Have you ever strolled through the supermarket aisles and filled your shopping carts with food that looked good, but ended up being less healthy once you read the nutritional label?

 

 

Packaging and advertising can be very misleading. Foods that say low fat or low sugar may actually be less healthy than you'd expect. The FDA guidelines on labeling food allow for some wiggle room, which the manufacturers take full advantage of. Just because a food looks healthy, doesn't mean it is.

 

The only way to know for sure what you're putting into your body is to read the nutritional label. The FDA has strict guidelines on nutritional labeling, so the information on the label is as accurate as it gets. It's smart to read the labels to see what sort of nutrients (good and bad) you're ingesting.

 

According to a new study, reading nutritional labels is going to make you a healthier person. A team of researchers from the University of Illinois at Urbana-Champaign analyzed the quality of the lunches consumed by students. The students built their own meals in the self-serve dining environment, and the researchers documented the selection of food, serving size, and food consumption of the students.

 

They found that food consumption remained unchanged between the two groups. Those who read the nutritional labels on the food ate the same quantity of food as those who didn't.
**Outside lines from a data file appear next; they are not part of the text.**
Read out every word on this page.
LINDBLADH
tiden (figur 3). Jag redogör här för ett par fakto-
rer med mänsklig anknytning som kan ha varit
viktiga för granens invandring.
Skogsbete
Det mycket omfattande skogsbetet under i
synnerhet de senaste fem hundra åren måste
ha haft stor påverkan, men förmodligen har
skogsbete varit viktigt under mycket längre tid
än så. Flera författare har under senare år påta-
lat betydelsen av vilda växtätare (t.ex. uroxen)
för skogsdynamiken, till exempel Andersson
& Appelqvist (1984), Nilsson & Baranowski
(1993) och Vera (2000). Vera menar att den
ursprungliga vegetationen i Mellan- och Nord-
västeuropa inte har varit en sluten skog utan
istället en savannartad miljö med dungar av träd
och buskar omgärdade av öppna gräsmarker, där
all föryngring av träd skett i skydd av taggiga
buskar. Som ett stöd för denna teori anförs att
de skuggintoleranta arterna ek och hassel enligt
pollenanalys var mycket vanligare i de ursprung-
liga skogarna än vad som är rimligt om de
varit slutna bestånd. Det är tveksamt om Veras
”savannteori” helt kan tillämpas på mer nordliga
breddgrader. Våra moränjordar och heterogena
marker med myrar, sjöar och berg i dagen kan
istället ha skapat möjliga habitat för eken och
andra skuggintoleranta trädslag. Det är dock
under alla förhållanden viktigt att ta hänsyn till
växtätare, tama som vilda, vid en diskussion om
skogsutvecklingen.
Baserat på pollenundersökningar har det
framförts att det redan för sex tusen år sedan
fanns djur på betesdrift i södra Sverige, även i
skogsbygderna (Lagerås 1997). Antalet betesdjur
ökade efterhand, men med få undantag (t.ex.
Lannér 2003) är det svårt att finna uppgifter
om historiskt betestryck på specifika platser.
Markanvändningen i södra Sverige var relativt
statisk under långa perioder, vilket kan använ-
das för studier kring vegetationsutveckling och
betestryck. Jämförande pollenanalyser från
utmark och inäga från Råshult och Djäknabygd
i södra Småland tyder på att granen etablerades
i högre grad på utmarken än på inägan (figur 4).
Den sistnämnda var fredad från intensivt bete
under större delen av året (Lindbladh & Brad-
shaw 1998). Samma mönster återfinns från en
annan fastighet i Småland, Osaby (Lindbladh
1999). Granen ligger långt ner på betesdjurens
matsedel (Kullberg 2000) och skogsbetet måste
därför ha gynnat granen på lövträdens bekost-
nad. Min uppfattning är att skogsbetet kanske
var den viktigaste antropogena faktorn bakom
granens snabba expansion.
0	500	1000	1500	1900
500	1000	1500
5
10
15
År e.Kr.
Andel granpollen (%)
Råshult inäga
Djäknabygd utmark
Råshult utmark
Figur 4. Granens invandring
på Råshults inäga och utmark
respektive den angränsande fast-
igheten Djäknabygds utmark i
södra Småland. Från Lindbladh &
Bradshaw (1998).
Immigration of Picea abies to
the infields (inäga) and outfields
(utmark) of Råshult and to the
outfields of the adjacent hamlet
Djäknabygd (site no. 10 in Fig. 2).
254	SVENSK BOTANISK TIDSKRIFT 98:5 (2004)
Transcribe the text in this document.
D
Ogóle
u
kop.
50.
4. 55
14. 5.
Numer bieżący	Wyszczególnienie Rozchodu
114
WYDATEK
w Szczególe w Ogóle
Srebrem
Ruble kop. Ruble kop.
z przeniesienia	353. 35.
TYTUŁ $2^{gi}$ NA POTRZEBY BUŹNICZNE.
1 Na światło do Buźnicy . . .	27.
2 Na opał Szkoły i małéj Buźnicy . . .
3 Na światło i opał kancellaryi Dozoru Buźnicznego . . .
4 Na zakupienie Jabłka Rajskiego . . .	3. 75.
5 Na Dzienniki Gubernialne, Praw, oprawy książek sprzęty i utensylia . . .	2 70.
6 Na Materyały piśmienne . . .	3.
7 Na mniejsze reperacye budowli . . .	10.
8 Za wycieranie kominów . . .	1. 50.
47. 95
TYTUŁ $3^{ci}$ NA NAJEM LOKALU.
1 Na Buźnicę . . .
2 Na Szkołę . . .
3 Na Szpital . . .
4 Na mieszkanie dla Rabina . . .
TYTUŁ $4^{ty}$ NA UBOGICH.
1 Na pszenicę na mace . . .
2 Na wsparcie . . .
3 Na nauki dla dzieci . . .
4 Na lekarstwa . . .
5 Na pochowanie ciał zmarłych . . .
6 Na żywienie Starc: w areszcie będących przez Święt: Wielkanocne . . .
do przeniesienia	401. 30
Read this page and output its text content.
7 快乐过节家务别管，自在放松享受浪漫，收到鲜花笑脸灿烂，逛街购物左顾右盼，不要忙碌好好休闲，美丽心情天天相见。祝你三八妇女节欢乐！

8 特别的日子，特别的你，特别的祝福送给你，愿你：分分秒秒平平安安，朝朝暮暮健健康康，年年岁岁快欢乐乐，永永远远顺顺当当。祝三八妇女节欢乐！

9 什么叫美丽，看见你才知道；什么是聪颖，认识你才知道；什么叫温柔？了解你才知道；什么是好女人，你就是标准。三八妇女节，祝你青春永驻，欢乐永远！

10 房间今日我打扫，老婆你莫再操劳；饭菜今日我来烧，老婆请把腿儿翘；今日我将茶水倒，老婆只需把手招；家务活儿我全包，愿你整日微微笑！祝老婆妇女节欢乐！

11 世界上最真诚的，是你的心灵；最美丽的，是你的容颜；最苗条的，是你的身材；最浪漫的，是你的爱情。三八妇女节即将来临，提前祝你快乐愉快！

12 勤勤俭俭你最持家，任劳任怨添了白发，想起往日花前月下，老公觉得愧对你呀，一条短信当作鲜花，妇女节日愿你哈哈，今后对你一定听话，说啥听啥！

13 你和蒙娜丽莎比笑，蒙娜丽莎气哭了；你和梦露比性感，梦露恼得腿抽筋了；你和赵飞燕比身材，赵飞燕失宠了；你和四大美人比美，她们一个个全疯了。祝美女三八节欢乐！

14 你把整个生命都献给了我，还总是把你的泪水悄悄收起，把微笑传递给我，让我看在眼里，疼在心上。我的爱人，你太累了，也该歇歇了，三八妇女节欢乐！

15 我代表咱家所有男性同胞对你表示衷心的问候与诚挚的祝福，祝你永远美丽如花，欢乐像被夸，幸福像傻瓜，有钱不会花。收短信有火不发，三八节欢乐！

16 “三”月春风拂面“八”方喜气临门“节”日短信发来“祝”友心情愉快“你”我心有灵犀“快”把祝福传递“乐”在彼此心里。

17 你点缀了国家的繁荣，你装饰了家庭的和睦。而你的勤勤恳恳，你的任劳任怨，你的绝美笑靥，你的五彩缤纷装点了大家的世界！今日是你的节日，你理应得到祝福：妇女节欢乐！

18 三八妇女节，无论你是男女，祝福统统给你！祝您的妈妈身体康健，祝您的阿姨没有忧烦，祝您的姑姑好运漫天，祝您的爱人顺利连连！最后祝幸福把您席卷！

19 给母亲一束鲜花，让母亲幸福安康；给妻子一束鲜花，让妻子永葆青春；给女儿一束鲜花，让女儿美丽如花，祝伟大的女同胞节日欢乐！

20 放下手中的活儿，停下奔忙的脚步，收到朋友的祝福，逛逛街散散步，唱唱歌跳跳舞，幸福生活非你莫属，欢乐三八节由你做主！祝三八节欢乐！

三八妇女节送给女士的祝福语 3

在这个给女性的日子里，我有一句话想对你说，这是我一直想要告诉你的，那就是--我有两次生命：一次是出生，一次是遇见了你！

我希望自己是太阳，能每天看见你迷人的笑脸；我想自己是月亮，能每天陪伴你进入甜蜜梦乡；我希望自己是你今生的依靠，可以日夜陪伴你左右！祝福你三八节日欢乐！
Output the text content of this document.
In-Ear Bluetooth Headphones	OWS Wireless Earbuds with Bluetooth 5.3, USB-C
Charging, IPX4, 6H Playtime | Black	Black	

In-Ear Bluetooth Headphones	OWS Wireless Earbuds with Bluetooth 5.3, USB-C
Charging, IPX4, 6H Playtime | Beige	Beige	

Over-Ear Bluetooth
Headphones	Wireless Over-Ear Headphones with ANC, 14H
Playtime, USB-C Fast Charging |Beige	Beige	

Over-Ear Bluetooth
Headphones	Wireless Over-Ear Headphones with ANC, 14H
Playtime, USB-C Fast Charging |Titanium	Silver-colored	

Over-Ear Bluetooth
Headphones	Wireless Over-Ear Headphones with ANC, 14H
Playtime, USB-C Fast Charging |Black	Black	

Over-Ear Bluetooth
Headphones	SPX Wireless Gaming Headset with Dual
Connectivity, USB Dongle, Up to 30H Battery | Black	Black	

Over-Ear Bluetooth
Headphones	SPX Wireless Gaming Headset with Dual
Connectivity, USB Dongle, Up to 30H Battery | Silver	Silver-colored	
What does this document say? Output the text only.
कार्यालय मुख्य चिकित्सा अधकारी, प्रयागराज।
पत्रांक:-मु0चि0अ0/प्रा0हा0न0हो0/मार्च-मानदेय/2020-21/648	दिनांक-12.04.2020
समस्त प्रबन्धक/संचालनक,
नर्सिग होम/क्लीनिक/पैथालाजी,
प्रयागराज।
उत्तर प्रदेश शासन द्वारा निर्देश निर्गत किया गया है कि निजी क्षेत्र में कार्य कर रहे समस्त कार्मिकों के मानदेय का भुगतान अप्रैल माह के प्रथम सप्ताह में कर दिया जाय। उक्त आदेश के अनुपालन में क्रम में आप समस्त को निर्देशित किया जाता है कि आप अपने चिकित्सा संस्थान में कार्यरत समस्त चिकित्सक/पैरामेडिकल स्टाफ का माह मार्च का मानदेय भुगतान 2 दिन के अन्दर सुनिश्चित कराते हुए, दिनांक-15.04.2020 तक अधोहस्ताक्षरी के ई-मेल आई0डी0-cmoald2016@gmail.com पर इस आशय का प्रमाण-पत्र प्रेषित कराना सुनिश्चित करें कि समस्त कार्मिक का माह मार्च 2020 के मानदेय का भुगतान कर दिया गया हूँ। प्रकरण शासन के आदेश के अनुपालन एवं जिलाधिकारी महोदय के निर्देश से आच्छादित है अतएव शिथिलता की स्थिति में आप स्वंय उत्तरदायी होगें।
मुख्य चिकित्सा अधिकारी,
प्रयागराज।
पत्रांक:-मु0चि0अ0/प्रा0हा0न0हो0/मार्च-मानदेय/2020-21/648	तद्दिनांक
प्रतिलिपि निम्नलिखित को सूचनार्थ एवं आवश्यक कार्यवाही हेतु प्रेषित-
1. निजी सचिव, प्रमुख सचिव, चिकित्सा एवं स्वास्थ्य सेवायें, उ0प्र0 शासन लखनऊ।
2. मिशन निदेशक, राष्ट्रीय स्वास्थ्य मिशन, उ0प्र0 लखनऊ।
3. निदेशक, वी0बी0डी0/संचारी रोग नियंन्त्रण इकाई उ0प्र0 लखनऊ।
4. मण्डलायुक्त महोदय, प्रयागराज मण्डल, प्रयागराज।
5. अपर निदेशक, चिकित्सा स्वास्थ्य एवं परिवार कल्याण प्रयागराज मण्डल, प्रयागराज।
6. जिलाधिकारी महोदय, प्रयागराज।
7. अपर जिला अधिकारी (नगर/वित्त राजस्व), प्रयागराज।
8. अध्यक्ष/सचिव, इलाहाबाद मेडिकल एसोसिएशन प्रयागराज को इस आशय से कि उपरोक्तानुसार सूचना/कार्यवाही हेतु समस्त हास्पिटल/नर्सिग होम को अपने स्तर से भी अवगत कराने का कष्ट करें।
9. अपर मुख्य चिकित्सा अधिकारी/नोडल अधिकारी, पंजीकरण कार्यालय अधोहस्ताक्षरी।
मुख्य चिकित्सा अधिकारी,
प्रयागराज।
However, the nutritional label readers ate higher quality food than non-nutritional label readers.

 

Those who read the labels ate more beans, vegetables, and fruits, consuming fewer refined grains and potatoes. Not only that, but they were less likely to choose foods that were fried or that had added sugar. On the flip side, those who didn't read nutritional labels ate the empty carbs and fewer healthy, high fiber foods. They were also more likely to eat sugary and fried foods.

 

Reading labels doesn't make you eat any less food, but it will help to improve the quality of what you eat. Being informed about what you're putting into your body is an important part of making smart food choices.

 

The study noted, "Previous research has focused on portion control for weight loss or weight management, generally eating less. But, more recent research indicates this may not be the most effective message. By eating less, consumers may feel deprived, or even "hangry," which can make it difficult to sustain long-term dietary behaviors. Newer research indicates that eating less of certain types of foods, rather than all foods, may matter more."

 

Reference:

1.Mary J. Christoph, Brenna Ellison. "A Cross-Sectional Study of the Relationship between Nutrition Label Use and Food Selection, Servings, and Consumption in a University Dining Setting." Journal of the Academy of Nutrition and Dietetics, 2017.